Yep, you can start with dividing the batch size. But depending on the loss function and whether each process is consuming the same number of samples per iteration, DDP may or may not give you the exactly same result as local training. See this discussion: Should we split batch_size according to ngpu_per_node when DistributedDataparallel
How can I calculate F1 score, Precision, Recall for a model being trained in DDP?
DDP does not change the behavior of the forward pass. So, these metrics can be calculated similar to local training. But since now the outputs and loss locate on multiple GPUs, you might need to gather/allgather them first if you need global numbers.
If I store local loss of two GPUs in two arrays. Is okay if I add them and divide by number of GPUs to get an average?

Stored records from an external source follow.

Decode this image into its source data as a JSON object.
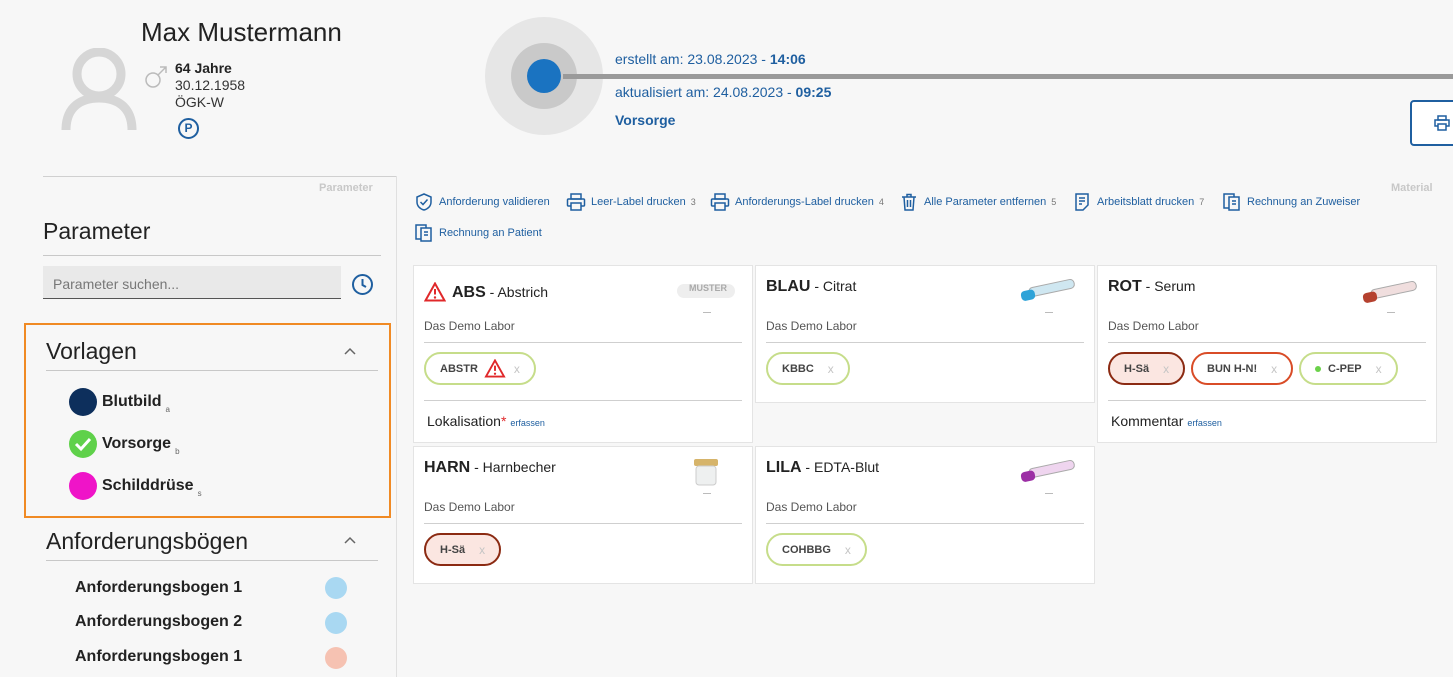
{
  "patient": {
    "name": "Max Mustermann",
    "age": "64 Jahre",
    "birthdate": "30.12.1958",
    "insurance": "ÖGK-W",
    "p_badge": "P"
  },
  "request": {
    "created_label": "erstellt am: 23.08.2023 - ",
    "created_time": "14:06",
    "updated_label": "aktualisiert am: 24.08.2023 - ",
    "updated_time": "09:25",
    "type": "Vorsorge"
  },
  "labels": {
    "parameter_faint": "Parameter",
    "material_faint": "Material"
  },
  "left": {
    "title": "Parameter",
    "search_placeholder": "Parameter suchen...",
    "vorlagen_title": "Vorlagen",
    "vorlagen": [
      {
        "name": "Blutbild",
        "key": "a",
        "color": "#0d2f5c"
      },
      {
        "name": "Vorsorge",
        "key": "b",
        "color": "#5fd14a"
      },
      {
        "name": "Schilddrüse",
        "key": "s",
        "color": "#ef14c8"
      }
    ],
    "boegen_title": "Anforderungsbögen",
    "boegen": [
      {
        "name": "Anforderungsbogen 1",
        "color": "#a9d8f2"
      },
      {
        "name": "Anforderungsbogen 2",
        "color": "#a9d8f2"
      },
      {
        "name": "Anforderungsbogen 1",
        "color": "#f6c2b2"
      }
    ]
  },
  "toolbar": [
    {
      "label": "Anforderung validieren",
      "num": "",
      "icon": "shield-check-icon"
    },
    {
      "label": "Leer-Label drucken",
      "num": "3",
      "icon": "printer-icon"
    },
    {
      "label": "Anforderungs-Label drucken",
      "num": "4",
      "icon": "printer-icon"
    },
    {
      "label": "Alle Parameter entfernen",
      "num": "5",
      "icon": "trash-icon"
    },
    {
      "label": "Arbeitsblatt drucken",
      "num": "7",
      "icon": "worksheet-icon"
    },
    {
      "label": "Rechnung an Zuweiser",
      "num": "",
      "icon": "invoice-icon"
    },
    {
      "label": "Rechnung an Patient",
      "num": "",
      "icon": "invoice-icon"
    }
  ],
  "cards": {
    "abs": {
      "code": "ABS",
      "name": " - Abstrich",
      "lab": "Das Demo Labor",
      "tube_text": "MUSTER",
      "params": [
        {
          "code": "ABSTR",
          "x": "x"
        }
      ],
      "field": "Lokalisation",
      "field_req": "*",
      "field_action": "erfassen"
    },
    "blau": {
      "code": "BLAU",
      "name": " - Citrat",
      "lab": "Das Demo Labor",
      "params": [
        {
          "code": "KBBC",
          "x": "x"
        }
      ]
    },
    "rot": {
      "code": "ROT",
      "name": " - Serum",
      "lab": "Das Demo Labor",
      "params": [
        {
          "code": "H-Sä",
          "x": "x"
        },
        {
          "code": "BUN H-N!",
          "x": "x"
        },
        {
          "code": "C-PEP",
          "x": "x"
        }
      ],
      "field": "Kommentar",
      "field_action": "erfassen"
    },
    "harn": {
      "code": "HARN",
      "name": " - Harnbecher",
      "lab": "Das Demo Labor",
      "params": [
        {
          "code": "H-Sä",
          "x": "x"
        }
      ]
    },
    "lila": {
      "code": "LILA",
      "name": " - EDTA-Blut",
      "lab": "Das Demo Labor",
      "params": [
        {
          "code": "COHBBG",
          "x": "x"
        }
      ]
    }
  },
  "colors": {
    "accent": "#1f5fa0",
    "highlight_border": "#f08a24",
    "pill_default": "#c6dd8a",
    "pill_dark_red": "#8b2a12",
    "pill_red": "#d94c27",
    "warning": "#e0282a"
  }
}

Similar to the 1st bullet, this depends on your loss function. If it’s sth like MSE, then yes, the average of two local loss should be the sane of the global one. But other loss functions might not have this property.
Hey @Saurav_Gupta1, the usage on torch.distributed.all_gather looks correct to me. One thing I wanna mention is that torch.distributed.all_gather is not an autograd function, so running backward on gathered tensors (i.e., tmp in your code) won’t reach the autograd graph prior to the all_gather operation. If you really need autograd to extend beyond comm ops, you can try this experimental autograd-powered all_gather.

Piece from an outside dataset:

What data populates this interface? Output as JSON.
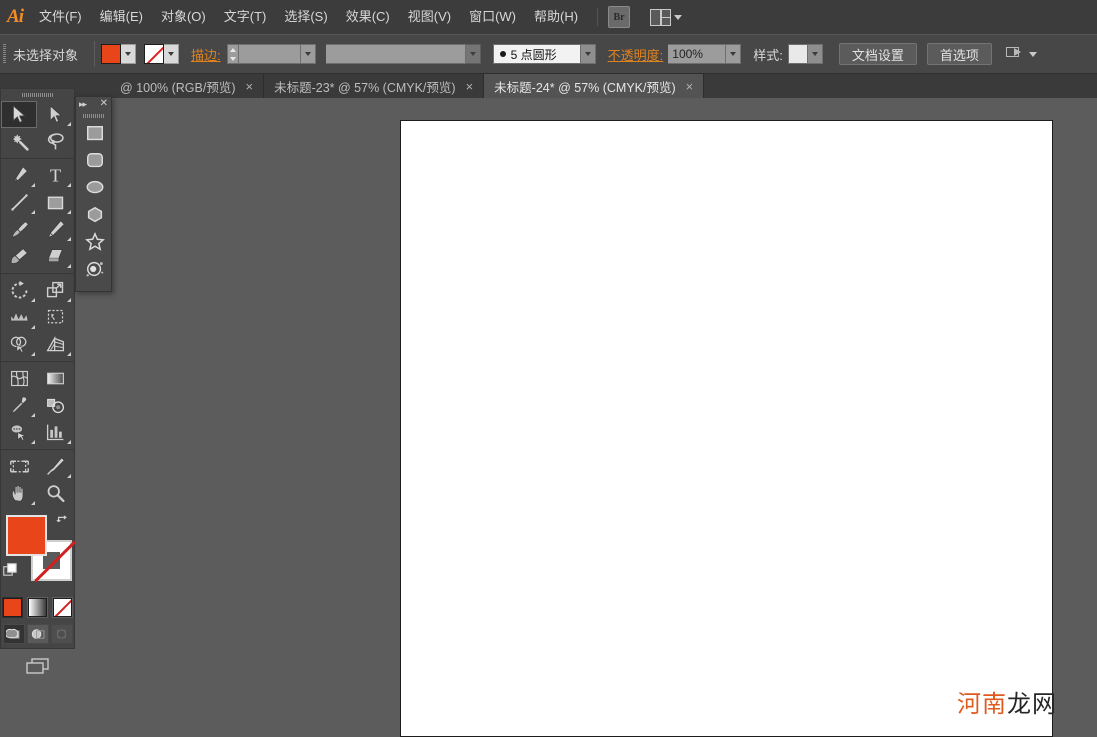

My intension here is only to gather information regarding loss, accuracy and calculate F1 score, precision. I don’t want to run backward on gathered data. Am I gathering loss correctly? I am asking because in the above example tmp contains loss from GPU:0 but in some other run tmp contains loss of GPU:1
loss = criterion(output, targets)
tmp = [torch.empty_like(loss).cuda(rank) for _ in range(2)]
dist.all_gather(tmp, loss)
print(tmp)
loss.backward()
optimizer.step()
print(f'Model on GPU {rank}, Epoch: {epoch}--{i}/{len(dataloader)}], Loss: {loss.data.item()}')
Output:
[tensor(0.6518, device='cuda:0'), tensor(0.7940, device='cuda:0')]
[tensor(0.6518, device='cuda:1'), tensor(0.7940, device='cuda:1')]
Model on GPU 0, Epoch: 1--0/28125], Loss: 0.6518099904060364
Model on GPU 1, Epoch: 1--0/28125], Loss: 0.7939583659172058
[tensor(0.7865, device='cuda:1'), tensor(0.7719, device='cuda:1')]
[tensor(0.7865, device='cuda:0'), tensor(0.7719, device='cuda:0')]
Model on GPU 0, Epoch: 1--1/28125], Loss: 0.7865331172943115
Model on GPU 1, Epoch: 1--1/28125], Loss: 0.7718786001205444
[tensor(0.7348, device='cuda:1'), tensor(0.8238, device='cuda:1')]
[tensor(0.7348, device='cuda:0'), tensor(0.8238, device='cuda:0')]
tmp right now contains two tensors(loss from each GPU).
On a single GPU I train with a batch size of 32. Since, I have a very deep model and huge dataset I thought of using multiple GPUs in order to increase training speed. After reading this I came to know I need to divide my batch size and train model with a batch size of 16 for two GPUs. Gradient is computed on batch of 16 on each GPU and average of gradient is applied to the models which gives an effect as in one iteration a batch of 32 is processed by GPUs and gradient is applied. I also want to gather the loss which will be equivalent of this batch of 32.
Okay Let me try to rephrase my question, gather has given me loss calculated by each GPU. My batch size for model being trained on 2 GPUs is 16 which means at a time 32 images will be processed. The gradient step that was taken was with respect to 32 images. torch.distributed.gather returns loss with respect to 16 images on each GPU in a list. I want to get the loss with respect to 32 images that were processed in one iteration in total.
I see. In that case, DDP alone won’t be sufficient, as DDP’s output and loss are local to each process. If you only need to calculate the globally loss, one option is to gather the outputs instead of loss, and then calculated loss on the gathered outputs. If you also need back propagation from the global loss, there are at least two options:
combine DDP with RPC: Use DDP to compute local output and use RPC to collect them into one process and compute global loss, and then use distributed autograd to start the backward pass from global loss. This tutorial shows how to combine DDP with RPC.
Use the autograd-enabled collective communications in torch.distributed.nn.functional. Tests in this PR can serve as examples. (This feature is not officially released yet.)
I have another question is that what would be the best way to do all_gather when the batch size isn’t fixed? E.g. when drop_last=False in the Dataloader so the last batch size will be different?